Poetry News

NewPages Reads Danielle Dutton's SPRAWL

Originally Published: February 11, 2019

Cody Lee reviews Wave Books's 2018 reissue of Danielle Dutton's collection, SPRAWL (originally published by Siglio in 2010). Lee suggests reading SPRAWL as one long poem, explaining, "subconsciously, I have been searching everywhere for the present-day Georges Perec. I’m not entirely sure how that sounds, but I promise that I mean nothing but praise for Dutton and her characterization of the modern housewife." From there: 

I compare her to Perec, primarily, due to the (unnamed) narrator’s eye: “On the table is half a grapefruit, a small pile of coffee grounds, an almost empty glass of milk, a fork, a spoon, a plate, a blackening banana peel.” And underneath the surface, even in the supposed messiness of her listed-off observations, there is something extremely mathematical. The narrator knows exactly where and how something should be (e.g. “In the morning, I notice a smear on one of the window-panes”).
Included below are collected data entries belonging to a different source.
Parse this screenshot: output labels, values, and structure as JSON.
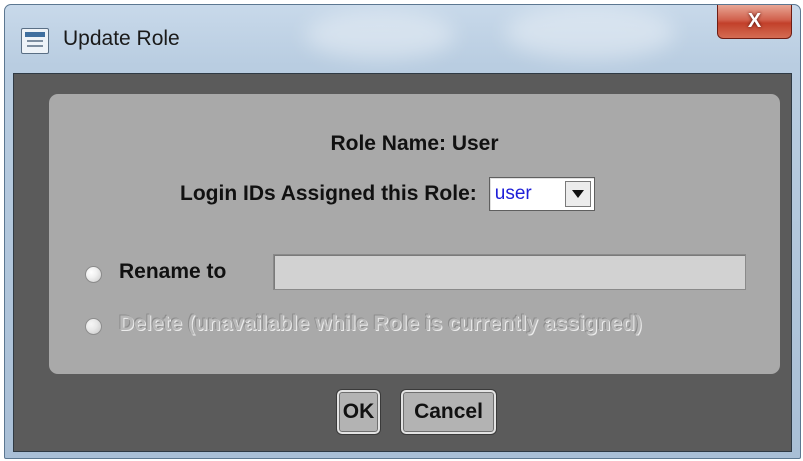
{
  "window": {
    "title": "Update Role",
    "close_label": "X"
  },
  "dialog": {
    "role_name_text": "Role Name: User",
    "login_ids_label": "Login IDs Assigned this Role:",
    "login_select_value": "user",
    "rename_label": "Rename to",
    "rename_value": "",
    "delete_label": "Delete (unavailable while Role is currently assigned)"
  },
  "buttons": {
    "ok": "OK",
    "cancel": "Cancel"
  },
  "colors": {
    "client_background": "#5b5b5b",
    "panel_background": "#a9a9a9",
    "select_text": "#1e1ed8",
    "close_button": "#c2402a"
  },
  "icons": {
    "window": "window-app-icon",
    "close": "close-icon",
    "dropdown": "chevron-down-icon"
  }
}
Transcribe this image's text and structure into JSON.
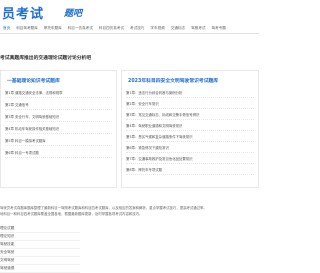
{
  "header": {
    "logo_text": "员考试",
    "logo_sub": "题吧"
  },
  "nav": {
    "items": [
      "首页",
      "科目驾考题库",
      "摩托车题库",
      "科目一仿真考试",
      "科目四仿真考试",
      "考试技巧",
      "学车视频",
      "交通标志",
      "驾照考试",
      "驾考专题"
    ]
  },
  "page": {
    "title": "考试真题库推出的交通理论试题讨论分析吧"
  },
  "left_panel": {
    "title": "一基础理论知识考试题库",
    "items": [
      "第1章 道路交通安全法律、法规和规章",
      "第2章 交通信号",
      "第3章 安全行车、文明驾驶基础知识",
      "第4章 机动车驾驶操作相关基础知识",
      "第5章 科目一模拟考试题库",
      "第6章 科目一专项试题"
    ]
  },
  "right_panel": {
    "title": "2023年科目四安全文明驾驶常识考试题库",
    "items": [
      "第1章：违法行为综合判断与案例分析",
      "第2章：安全行车常识",
      "第3章：常见交通标志、标线和交警手势信号辨识",
      "第4章：驾驶职业道德和文明驾驶常识",
      "第5章：恶劣气候和复杂道路条件下驾驶常识",
      "第6章：紧急情况下避险常识",
      "第7章：交通事故救护及常见危化品处置常识",
      "第8章：摩托车专项试题"
    ]
  },
  "intro": {
    "lines": [
      "驾驶员考试真题库题库整理了最新科目一驾照考试题库和科目四考试题库，以及相应的答案和解析，重点掌握考试技巧，提高考试通过率。",
      "地科目一和科目四考试题库覆盖全国各地，根据最新题库更新，及时掌握各项考试内容和技巧。"
    ]
  },
  "list": {
    "items": [
      "理论试题",
      "理论知识",
      "驾驶技能",
      "安全驾驶",
      "文明驾驶",
      "驾驶道德"
    ]
  }
}
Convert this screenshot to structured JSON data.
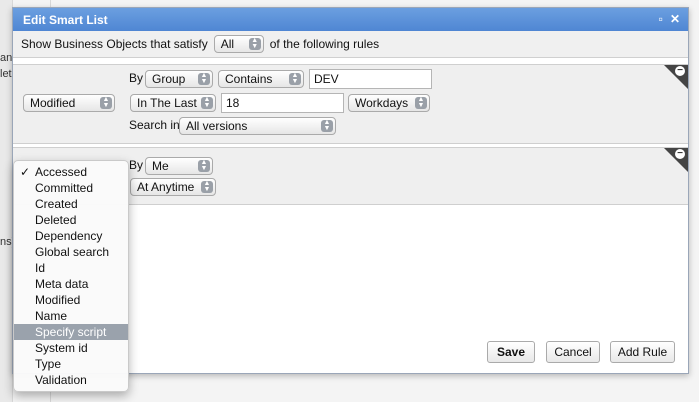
{
  "background": {
    "fragments": [
      "an",
      "lete",
      "ns)"
    ]
  },
  "dialog": {
    "title": "Edit Smart List",
    "icons": [
      "maximize-icon",
      "close-icon"
    ],
    "condition": {
      "prefix": "Show Business Objects that satisfy",
      "selected": "All",
      "suffix": "of the following rules"
    },
    "rule1": {
      "type": "Modified",
      "by_label": "By",
      "by_value": "Group",
      "match": "Contains",
      "match_text": "DEV",
      "time_mode": "In The Last",
      "time_value": "18",
      "time_unit": "Workdays",
      "search_label": "Search in",
      "search_value": "All versions"
    },
    "rule2": {
      "by_label": "By",
      "by_value": "Me",
      "time_mode": "At Anytime"
    },
    "buttons": {
      "save": "Save",
      "cancel": "Cancel",
      "add_rule": "Add Rule"
    }
  },
  "menu": {
    "items": [
      {
        "label": "Accessed",
        "checked": true,
        "highlighted": false
      },
      {
        "label": "Committed",
        "checked": false,
        "highlighted": false
      },
      {
        "label": "Created",
        "checked": false,
        "highlighted": false
      },
      {
        "label": "Deleted",
        "checked": false,
        "highlighted": false
      },
      {
        "label": "Dependency",
        "checked": false,
        "highlighted": false
      },
      {
        "label": "Global search",
        "checked": false,
        "highlighted": false
      },
      {
        "label": "Id",
        "checked": false,
        "highlighted": false
      },
      {
        "label": "Meta data",
        "checked": false,
        "highlighted": false
      },
      {
        "label": "Modified",
        "checked": false,
        "highlighted": false
      },
      {
        "label": "Name",
        "checked": false,
        "highlighted": false
      },
      {
        "label": "Specify script",
        "checked": false,
        "highlighted": true
      },
      {
        "label": "System id",
        "checked": false,
        "highlighted": false
      },
      {
        "label": "Type",
        "checked": false,
        "highlighted": false
      },
      {
        "label": "Validation",
        "checked": false,
        "highlighted": false
      }
    ],
    "check_glyph": "✓"
  }
}
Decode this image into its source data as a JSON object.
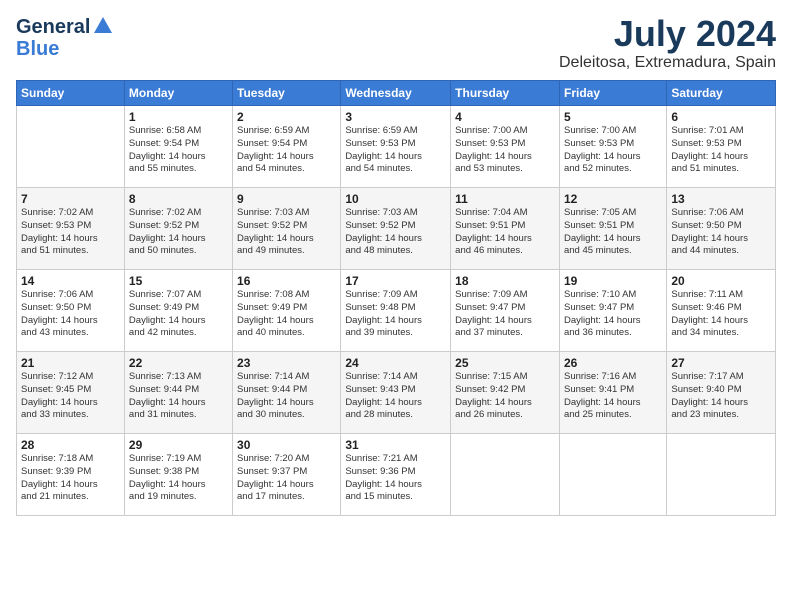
{
  "logo": {
    "line1": "General",
    "line2": "Blue"
  },
  "title": "July 2024",
  "location": "Deleitosa, Extremadura, Spain",
  "headers": [
    "Sunday",
    "Monday",
    "Tuesday",
    "Wednesday",
    "Thursday",
    "Friday",
    "Saturday"
  ],
  "weeks": [
    [
      {
        "day": "",
        "info": ""
      },
      {
        "day": "1",
        "info": "Sunrise: 6:58 AM\nSunset: 9:54 PM\nDaylight: 14 hours\nand 55 minutes."
      },
      {
        "day": "2",
        "info": "Sunrise: 6:59 AM\nSunset: 9:54 PM\nDaylight: 14 hours\nand 54 minutes."
      },
      {
        "day": "3",
        "info": "Sunrise: 6:59 AM\nSunset: 9:53 PM\nDaylight: 14 hours\nand 54 minutes."
      },
      {
        "day": "4",
        "info": "Sunrise: 7:00 AM\nSunset: 9:53 PM\nDaylight: 14 hours\nand 53 minutes."
      },
      {
        "day": "5",
        "info": "Sunrise: 7:00 AM\nSunset: 9:53 PM\nDaylight: 14 hours\nand 52 minutes."
      },
      {
        "day": "6",
        "info": "Sunrise: 7:01 AM\nSunset: 9:53 PM\nDaylight: 14 hours\nand 51 minutes."
      }
    ],
    [
      {
        "day": "7",
        "info": "Sunrise: 7:02 AM\nSunset: 9:53 PM\nDaylight: 14 hours\nand 51 minutes."
      },
      {
        "day": "8",
        "info": "Sunrise: 7:02 AM\nSunset: 9:52 PM\nDaylight: 14 hours\nand 50 minutes."
      },
      {
        "day": "9",
        "info": "Sunrise: 7:03 AM\nSunset: 9:52 PM\nDaylight: 14 hours\nand 49 minutes."
      },
      {
        "day": "10",
        "info": "Sunrise: 7:03 AM\nSunset: 9:52 PM\nDaylight: 14 hours\nand 48 minutes."
      },
      {
        "day": "11",
        "info": "Sunrise: 7:04 AM\nSunset: 9:51 PM\nDaylight: 14 hours\nand 46 minutes."
      },
      {
        "day": "12",
        "info": "Sunrise: 7:05 AM\nSunset: 9:51 PM\nDaylight: 14 hours\nand 45 minutes."
      },
      {
        "day": "13",
        "info": "Sunrise: 7:06 AM\nSunset: 9:50 PM\nDaylight: 14 hours\nand 44 minutes."
      }
    ],
    [
      {
        "day": "14",
        "info": "Sunrise: 7:06 AM\nSunset: 9:50 PM\nDaylight: 14 hours\nand 43 minutes."
      },
      {
        "day": "15",
        "info": "Sunrise: 7:07 AM\nSunset: 9:49 PM\nDaylight: 14 hours\nand 42 minutes."
      },
      {
        "day": "16",
        "info": "Sunrise: 7:08 AM\nSunset: 9:49 PM\nDaylight: 14 hours\nand 40 minutes."
      },
      {
        "day": "17",
        "info": "Sunrise: 7:09 AM\nSunset: 9:48 PM\nDaylight: 14 hours\nand 39 minutes."
      },
      {
        "day": "18",
        "info": "Sunrise: 7:09 AM\nSunset: 9:47 PM\nDaylight: 14 hours\nand 37 minutes."
      },
      {
        "day": "19",
        "info": "Sunrise: 7:10 AM\nSunset: 9:47 PM\nDaylight: 14 hours\nand 36 minutes."
      },
      {
        "day": "20",
        "info": "Sunrise: 7:11 AM\nSunset: 9:46 PM\nDaylight: 14 hours\nand 34 minutes."
      }
    ],
    [
      {
        "day": "21",
        "info": "Sunrise: 7:12 AM\nSunset: 9:45 PM\nDaylight: 14 hours\nand 33 minutes."
      },
      {
        "day": "22",
        "info": "Sunrise: 7:13 AM\nSunset: 9:44 PM\nDaylight: 14 hours\nand 31 minutes."
      },
      {
        "day": "23",
        "info": "Sunrise: 7:14 AM\nSunset: 9:44 PM\nDaylight: 14 hours\nand 30 minutes."
      },
      {
        "day": "24",
        "info": "Sunrise: 7:14 AM\nSunset: 9:43 PM\nDaylight: 14 hours\nand 28 minutes."
      },
      {
        "day": "25",
        "info": "Sunrise: 7:15 AM\nSunset: 9:42 PM\nDaylight: 14 hours\nand 26 minutes."
      },
      {
        "day": "26",
        "info": "Sunrise: 7:16 AM\nSunset: 9:41 PM\nDaylight: 14 hours\nand 25 minutes."
      },
      {
        "day": "27",
        "info": "Sunrise: 7:17 AM\nSunset: 9:40 PM\nDaylight: 14 hours\nand 23 minutes."
      }
    ],
    [
      {
        "day": "28",
        "info": "Sunrise: 7:18 AM\nSunset: 9:39 PM\nDaylight: 14 hours\nand 21 minutes."
      },
      {
        "day": "29",
        "info": "Sunrise: 7:19 AM\nSunset: 9:38 PM\nDaylight: 14 hours\nand 19 minutes."
      },
      {
        "day": "30",
        "info": "Sunrise: 7:20 AM\nSunset: 9:37 PM\nDaylight: 14 hours\nand 17 minutes."
      },
      {
        "day": "31",
        "info": "Sunrise: 7:21 AM\nSunset: 9:36 PM\nDaylight: 14 hours\nand 15 minutes."
      },
      {
        "day": "",
        "info": ""
      },
      {
        "day": "",
        "info": ""
      },
      {
        "day": "",
        "info": ""
      }
    ]
  ]
}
And yes, the previous example was more of a comparison of Perec and the unnamed narrator, but Dutton herself works in a similar, playful manner when she details an entire day in the matter of three sentences: “In the morning, over coffee and eggs, I’m exhorted to be an individual. In the afternoon we wash our cars. At night I’m restricted to a relatively confined social circle.” God, that makes me sad, that a day could be summed up so quickly, but my happiness in Dutton’s success to pull it off rises to the top.